Как-то у нас в подвале, в мастерской, за блинами, которые мы пекли очень лихо, – при вечном безденежье блины с селедочкой были коронным блюдом, плюс сладкий (!) рублевый «Пунш», – говорили о разном. О любви, о матерях. (Юра нежно любил свою рано ушедшую маму.) Вдруг Шукшин сказал: «В Законе Божьем (мы удивились: все тогда были нехристи, редко кто мог раздобыть Библию. – И. Р.) есть такая заповедь – «почитай отца твоего и матерь твою и благо будет тебе на земле. И продлятся дни твои»… Так, кажется. А у нас с любовью к родителям, с почитанием – туго. Мы Морозовых Павликов детушки. Вот блага и нет на земле. И долголетье не светит. Все крутимся, суетимся, все не до нежности к старикам. В общем, не успеваем». Юра кивнул: «Я, как мастер, скажу: сам проверил, что-то путное может родиться только из любви. Из ненависти – никогда. Разве что карикатура какая. – Добавил: – А любить – это значит, чтобы тебе, любимой, любимому, было лучше. Пусть даже за счет того, что самому хуже». Вася курил, серьезно молчал. Потом сказал: «Знаешь, ты живешь чисто. Так, наверно, и надо. Как будто ты уже Там. – На жестких щеках дрогнули желваки. – А вот мне еще учиться надо почитать матерь свою… Те же деньги ей послать вовремя. Письмецо написать. Она больная, бедняга, а все с овцами там, с поросенком возится. Надо бы ей в Бийске квартирку купить. Больная. А все нам посылочки шлет, с вареньем, сальцем, семечками. Все по старинке. Боится, что мы тут недоедаем. Носки всем вяжет, варежки шлет… В общем, учит нас жить по-людски. Вот ведь что… Стыдно. Совесть заела…»

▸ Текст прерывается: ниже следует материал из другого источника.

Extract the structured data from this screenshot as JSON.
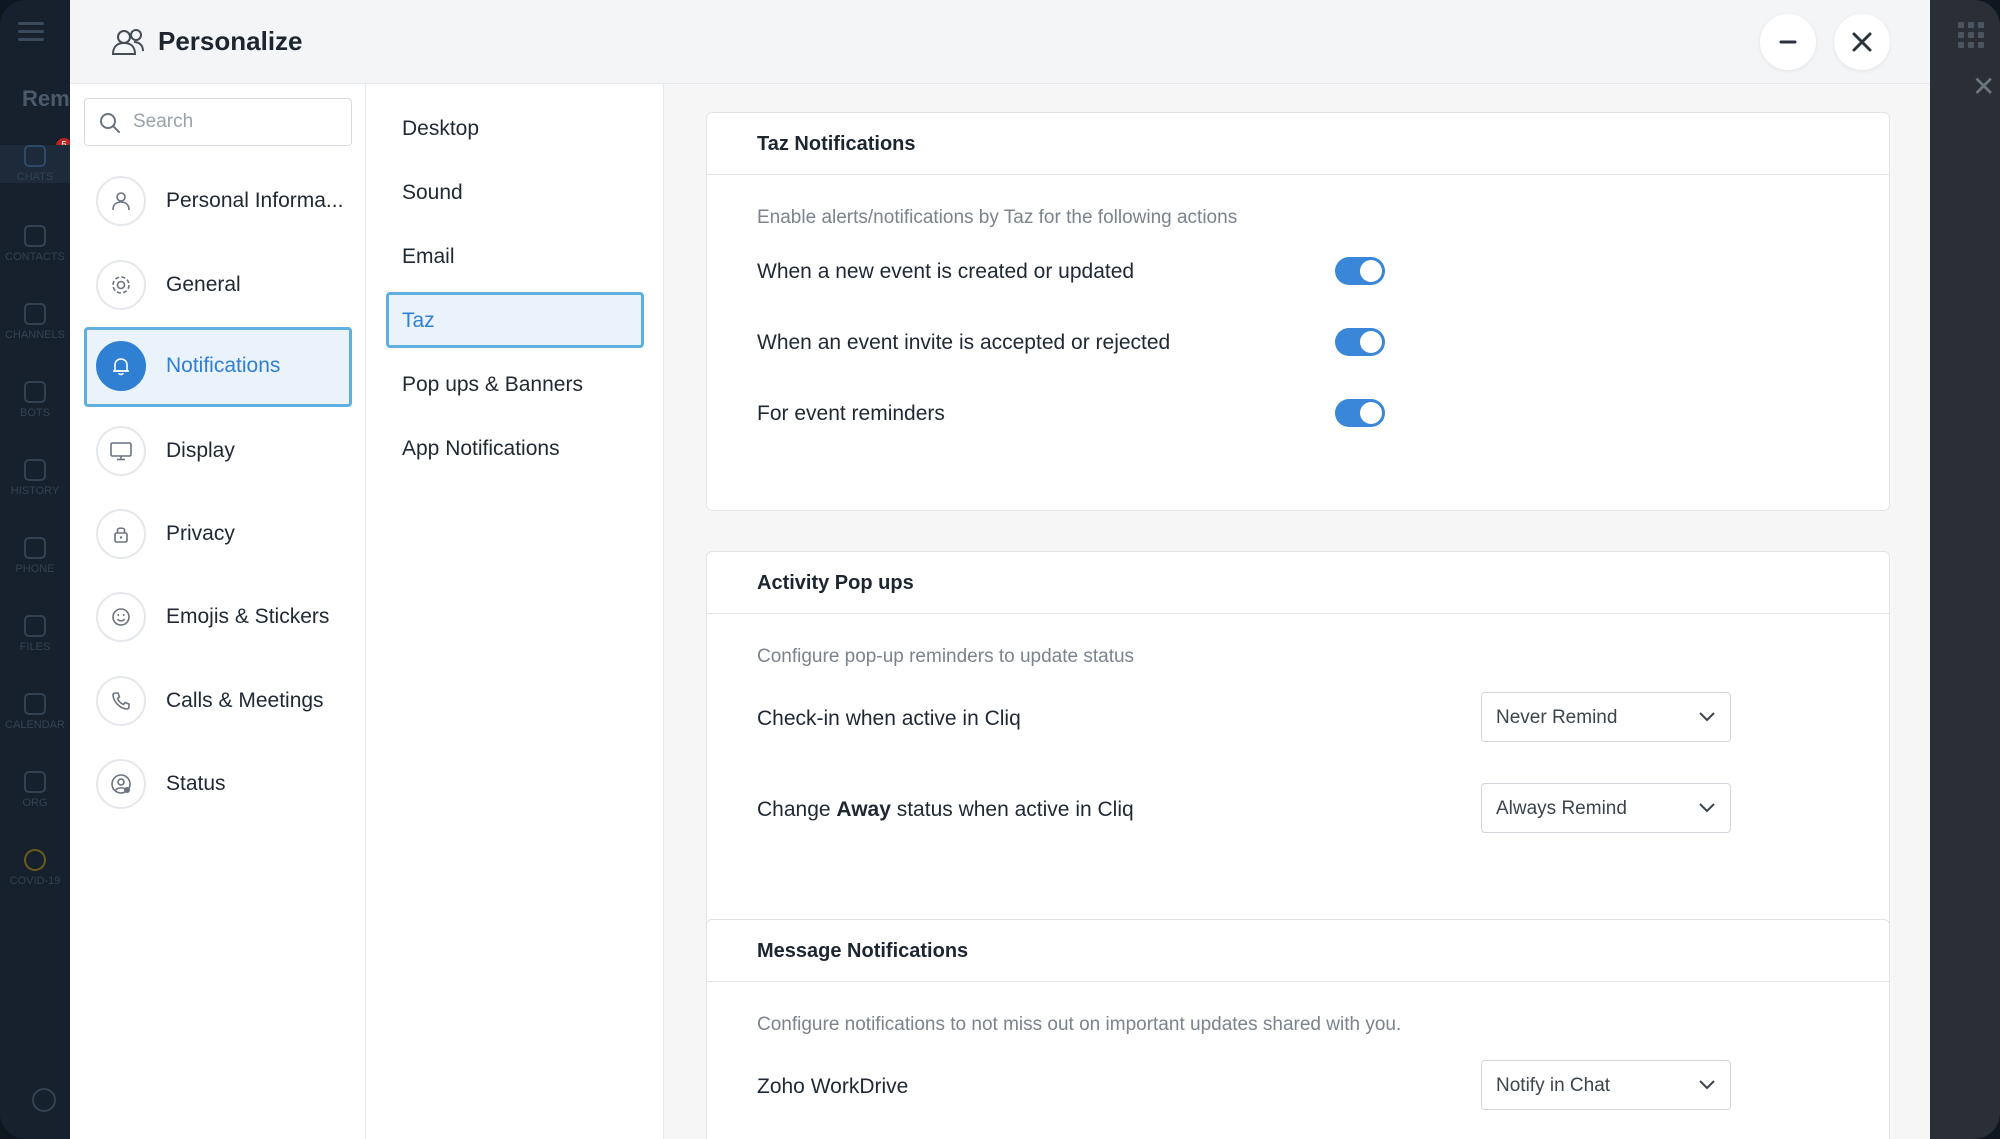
{
  "modal": {
    "title": "Personalize"
  },
  "search": {
    "placeholder": "Search"
  },
  "background_app": {
    "brand": "Rem",
    "badge": "5",
    "rail": [
      "CHATS",
      "CONTACTS",
      "CHANNELS",
      "BOTS",
      "HISTORY",
      "PHONE",
      "FILES",
      "CALENDAR",
      "ORG",
      "COVID-19"
    ]
  },
  "sidebar": {
    "items": [
      {
        "label": "Personal Informa...",
        "icon": "user-icon"
      },
      {
        "label": "General",
        "icon": "gear-icon"
      },
      {
        "label": "Notifications",
        "icon": "bell-icon",
        "active": true
      },
      {
        "label": "Display",
        "icon": "monitor-icon"
      },
      {
        "label": "Privacy",
        "icon": "lock-icon"
      },
      {
        "label": "Emojis & Stickers",
        "icon": "smiley-icon"
      },
      {
        "label": "Calls & Meetings",
        "icon": "phone-icon"
      },
      {
        "label": "Status",
        "icon": "status-icon"
      }
    ]
  },
  "submenu": {
    "items": [
      {
        "label": "Desktop"
      },
      {
        "label": "Sound"
      },
      {
        "label": "Email"
      },
      {
        "label": "Taz",
        "active": true
      },
      {
        "label": "Pop ups & Banners"
      },
      {
        "label": "App Notifications"
      }
    ]
  },
  "taz": {
    "title": "Taz Notifications",
    "description": "Enable alerts/notifications by Taz for the following actions",
    "rows": [
      {
        "label": "When a new event is created or updated",
        "enabled": true
      },
      {
        "label": "When an event invite is accepted or rejected",
        "enabled": true
      },
      {
        "label": "For event reminders",
        "enabled": true
      }
    ]
  },
  "activity": {
    "title": "Activity Pop ups",
    "description": "Configure pop-up reminders to update status",
    "checkin": {
      "label": "Check-in when active in Cliq",
      "value": "Never Remind"
    },
    "away": {
      "label_pre": "Change ",
      "label_bold": "Away",
      "label_post": " status when active in Cliq",
      "value": "Always Remind"
    }
  },
  "message": {
    "title": "Message Notifications",
    "description": "Configure notifications to not miss out on important updates shared with you.",
    "workdrive": {
      "label": "Zoho WorkDrive",
      "value": "Notify in Chat"
    }
  },
  "colors": {
    "accent": "#2f7fd3",
    "active_border": "#5fb0e0",
    "active_bg": "#eaf3fb",
    "toggle_on": "#3a86d8"
  }
}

Он вообще в разговорах часто повторял это слово – «совесть». Оно его особенно волновало. Он остро понимал, ощущал, что именно совесть есть та Божья частица, которая должна трепетать в каждом. Должна не давать душе зажиреть, заржаветь. Совесть должна постоянно болеть, давать о себе знать. Он считал, это нормально, правильно, когда болит. Считал, что без совести – это уже подонок…
Сколько же он их в жизни встречал! А ведь сейчас и они его вспоминают, и они цитируют и гордятся. И ладно, и слава Богу. Впрочем, ни при жизни, ни сейчас к Шукшину безразличных не было. Его или любили, или уж ненавидели, как чужого. Потому что втайне боялись, не бытово, конечно, а высшей Сути его. Или попросту, как Каин, завидовали. (У них и тут с Юрой общая участь.)
У нас в семье для новых знакомых всегда был тест. Очень простой. Как говорили в шутку, «проверка на вшивость». «Как относишься к Богу? Как – к животным? И как – к Шукшину?» И о человеке все ясно.
В сильных выразительных пальцах его, как сказал бы художник, «в лепных руках», привычно дымилась сигарета. Как сейчас вижу эти смуглые кисти рабочих рук – клише многих крестьянских поколений. Они всю жизнь что-то делали. Умели и хлеб посеять, и лошадь запрячь, и трактор водить, а теперь вот и книги писать, и даже тапочки шить. Юра Ракша тогда же нарисовал их. Потом эти руки (уже после Васиной смерти) он напишет в своем триптихе «Поле Куликово». Да и образ самого Михаила Бренка, героя, воина, по сути руководившего битвой, друга и родственника князя Дмитрия Донского, напишет с Шукшина, пользуясь лишь прежними своими рисунками. (В свой последний год Вася бывал у нас с отпущенной бородой – остались наброски. Он на себе обкатывал предстоящую и не сбывшуюся роль Стеньки Разина.) А несколько лет спустя, в 1980 году, на полотне «Куликово поле» Шукшин (с бородой) был написан художником в главной сцене. Перед началом сраженья – прощание двух друзей, Бренка (Шукшина) и князя Дмитрия (Юрия Ракши). Это их последний рассвет на берегу Непрядвы и Дона. Рассвет перед боем. Перед смертью и перед бессмертием. Так Шукшин в картине художника сыграл еще одну свою роль – последнюю, посмертную.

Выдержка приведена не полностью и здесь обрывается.